В вышедшей 10 лет назад книге Г. Графа «На «Новике»[7] события, произошедшие на «Андрее», рассказаны самим командиром корабля, капитаном 1-го ранга Гадцом, и положены не совсем так, как они были на самом деле, что и естественно. Он многое в тот момент пережил и не мог воспроизвести цельности всей картины, представлявшейся яснее лицам, наблюдавшим за развитием бунта со стороны. Когда команда «Андрея» была собрана, то поднявшийся на палубу старший офицер, капитан 2-го ранга Лодыженский прочел уже отпечатанный бюллетень, ограничивавшийся в общем, воззванием Государственной думы.
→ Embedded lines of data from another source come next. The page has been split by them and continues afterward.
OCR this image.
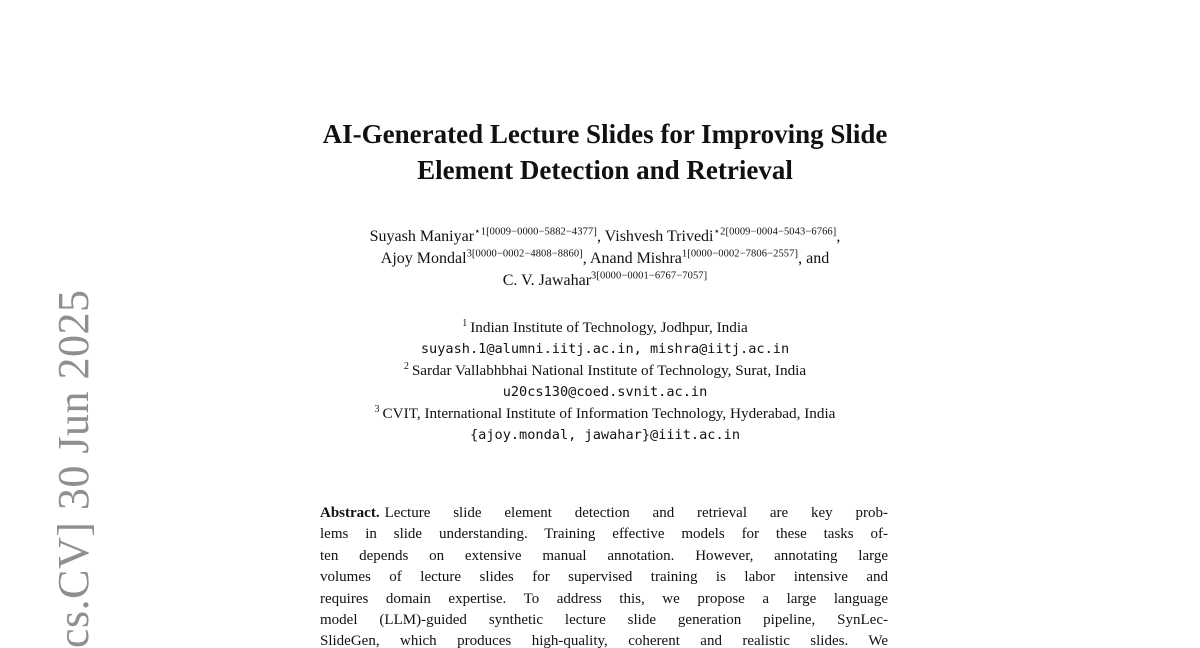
cs.CV] 30 Jun 2025
AI-Generated Lecture Slides for Improving Slide
Element Detection and Retrieval
Suyash Maniyar$^{⋆1[0009-0000-5882-4377]}$, Vishvesh Trivedi$^{⋆2[0009-0004-5043-6766]}$,
Ajoy Mondal$^{3[0000-0002-4808-8860]}$, Anand Mishra$^{1[0000-0002-7806-2557]}$, and
C. V. Jawahar$^{3[0000-0001-6767-7057]}$
$^1$ Indian Institute of Technology, Jodhpur, India
suyash.1@alumni.iitj.ac.in, mishra@iitj.ac.in
$^2$ Sardar Vallabhbhai National Institute of Technology, Surat, India
u20cs130@coed.svnit.ac.in
$^3$ CVIT, International Institute of Information Technology, Hyderabad, India
{ajoy.mondal, jawahar}@iiit.ac.in
Abstract. Lecture slide element detection and retrieval are key prob-
lems in slide understanding. Training effective models for these tasks of-
ten depends on extensive manual annotation. However, annotating large
volumes of lecture slides for supervised training is labor intensive and
requires domain expertise. To address this, we propose a large language
model (LLM)-guided synthetic lecture slide generation pipeline, SynLec-
SlideGen, which produces high-quality, coherent and realistic slides. We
Заметив по лицам собранных матросов, что они ждали большего, старший офицер добавил, что получена еще одна телеграмма, и вскоре принес уже упомянутую мною телеграмму адмирала Непенина… Команду было приказано распустить. Стоявший тут же телеграфист сказал матросам, что капитан 2-го ранга Лодыженский прочитал не все телеграммы, и рассказал про отречение государя императора. Команда заволновалась. Какой-то смуглый матрос, подойдя к борту, стал зычным голосом вызывать стоявшую рядом «Славу», а появившиеся на мостике сигнальщики начали семафорить.

Вахтенным начальником в этот день был лейтенант Бубнов (Геннадий Александрович), незаменимый в бою по знаниям, опытности и хладнокровности артиллерийский офицер, редкий по нравственным качествам человек.
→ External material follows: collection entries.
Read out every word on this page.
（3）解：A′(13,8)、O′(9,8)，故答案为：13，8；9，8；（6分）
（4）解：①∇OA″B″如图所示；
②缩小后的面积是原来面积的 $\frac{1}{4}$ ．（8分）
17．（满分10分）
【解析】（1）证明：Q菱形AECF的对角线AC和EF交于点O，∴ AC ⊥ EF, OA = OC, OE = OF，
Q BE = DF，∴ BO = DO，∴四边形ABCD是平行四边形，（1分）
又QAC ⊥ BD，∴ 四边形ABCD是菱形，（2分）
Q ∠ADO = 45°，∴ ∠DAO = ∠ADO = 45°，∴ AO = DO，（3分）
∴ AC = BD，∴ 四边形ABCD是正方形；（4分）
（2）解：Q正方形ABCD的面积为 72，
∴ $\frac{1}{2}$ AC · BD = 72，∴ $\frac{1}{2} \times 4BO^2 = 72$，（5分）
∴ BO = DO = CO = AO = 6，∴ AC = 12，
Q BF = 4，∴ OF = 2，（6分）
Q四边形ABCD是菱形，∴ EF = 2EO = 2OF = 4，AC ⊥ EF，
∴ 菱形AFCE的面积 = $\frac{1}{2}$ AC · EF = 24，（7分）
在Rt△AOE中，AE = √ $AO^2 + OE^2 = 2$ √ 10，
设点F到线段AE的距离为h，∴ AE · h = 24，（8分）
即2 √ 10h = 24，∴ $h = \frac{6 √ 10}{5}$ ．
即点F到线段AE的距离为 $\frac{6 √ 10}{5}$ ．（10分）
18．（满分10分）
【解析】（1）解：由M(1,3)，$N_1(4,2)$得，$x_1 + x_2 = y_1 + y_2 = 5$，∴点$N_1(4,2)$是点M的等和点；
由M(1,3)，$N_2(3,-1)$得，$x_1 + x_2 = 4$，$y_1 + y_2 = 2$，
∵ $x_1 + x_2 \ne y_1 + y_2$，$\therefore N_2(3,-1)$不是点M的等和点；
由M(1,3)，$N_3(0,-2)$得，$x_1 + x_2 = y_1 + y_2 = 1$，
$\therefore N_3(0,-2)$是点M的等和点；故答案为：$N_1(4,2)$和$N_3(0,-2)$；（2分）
Выбежав на палубу, он спросил: «Почему семафорят? Кто разрешил?» И не дожидаясь ответа, приказал вахтенному отвести ближайших и, по его мнению, вероятно, наиболее виновных людей к старшему офицеру, куда вслед за ними и сам направился.
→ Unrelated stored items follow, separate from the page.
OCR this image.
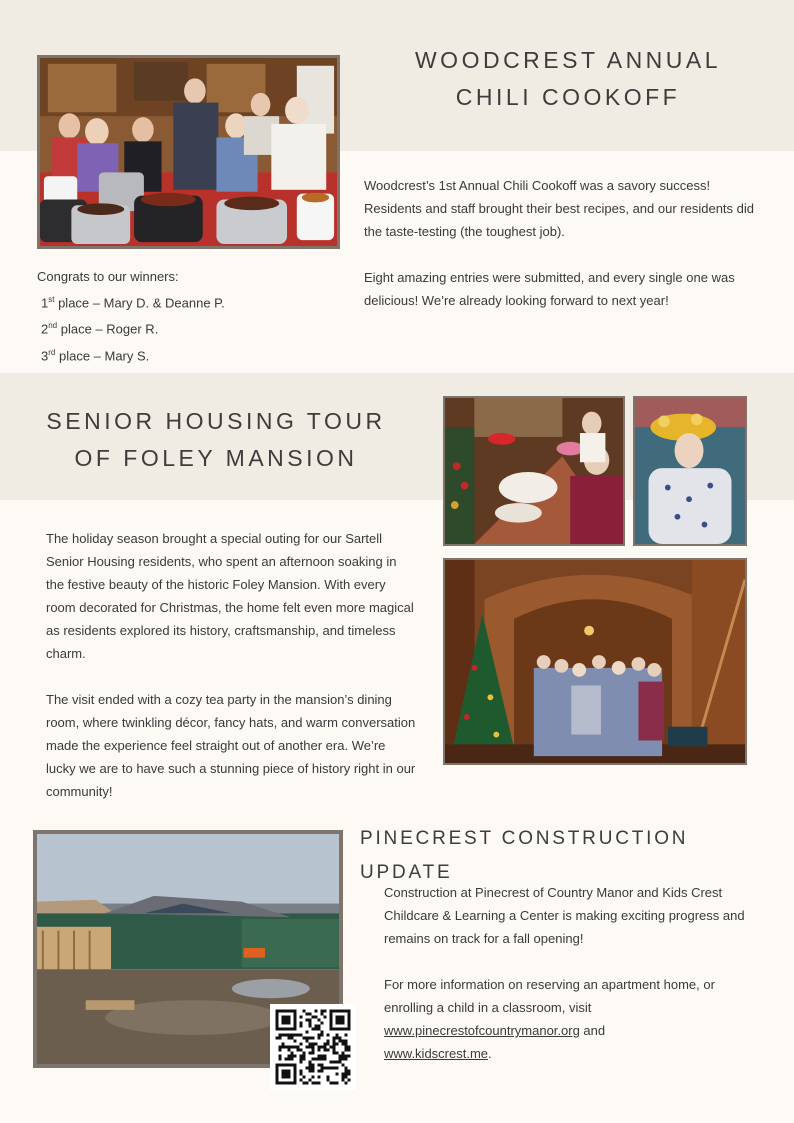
WOODCREST ANNUAL
CHILI COOKOFF

Woodcrest’s 1st Annual Chili Cookoff was a savory success! Residents and staff brought their best recipes, and our residents did the taste-testing (the toughest job).

Eight amazing entries were submitted, and every single one was delicious! We’re already looking forward to next year!

Congrats to our winners:
1st place – Mary D. & Deanne P.
2nd place – Roger R.
3rd place – Mary S.
SENIOR HOUSING TOUR
OF FOLEY MANSION

The holiday season brought a special outing for our Sartell Senior Housing residents, who spent an afternoon soaking in the festive beauty of the historic Foley Mansion. With every room decorated for Christmas, the home felt even more magical as residents explored its history, craftsmanship, and timeless charm.

The visit ended with a cozy tea party in the mansion’s dining room, where twinkling décor, fancy hats, and warm conversation made the experience feel straight out of another era. We’re lucky we are to have such a stunning piece of history right in our community!

PINECREST CONSTRUCTION UPDATE

Construction at Pinecrest of Country Manor and Kids Crest Childcare & Learning a Center is making exciting progress and remains on track for a fall opening!

For more information on reserving an apartment home, or enrolling a child in a classroom, visit www.pinecrestofcountrymanor.org and
www.kidscrest.me.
Старший офицер, уже успевший разобраться в настроении команды, сейчас же отпустил обоих матросов и этим, несомненно, спас себе жизнь.

После ухода вниз лейтенанта Бубнова на палубе раздались крики, призывавшие команду к разгрому арсенала. Вне всякого сомнения это были голоса агитаторов. На решетчатый люк арсенала посыпались удары, и он вскоре был открыт. Команда, вооружившись, отобрала от караула патроны. Когда вахтенный начальник узнал о разгроме арсенала, то он, вбежав в караульное помещение, вызвал караул «в ружье».

На это послышались голоса: «Уходи, пока цел!»

Лейтенант Бубнов схватил ближайшую винтовку из пирамиды, желая заставить караул повиноваться, но не успел сделать и шага, как был окружен матросами. Агитаторы требовали расправы. Слышались крики: «Бей! Лупи! Смерть ему!» Одновременно грянуло несколько выстрелов, и вахтенный офицер упал на пол каземата, сраженный насмерть, продолжая сжимать в мертвых руках винтовку. Это была первая жертва революции…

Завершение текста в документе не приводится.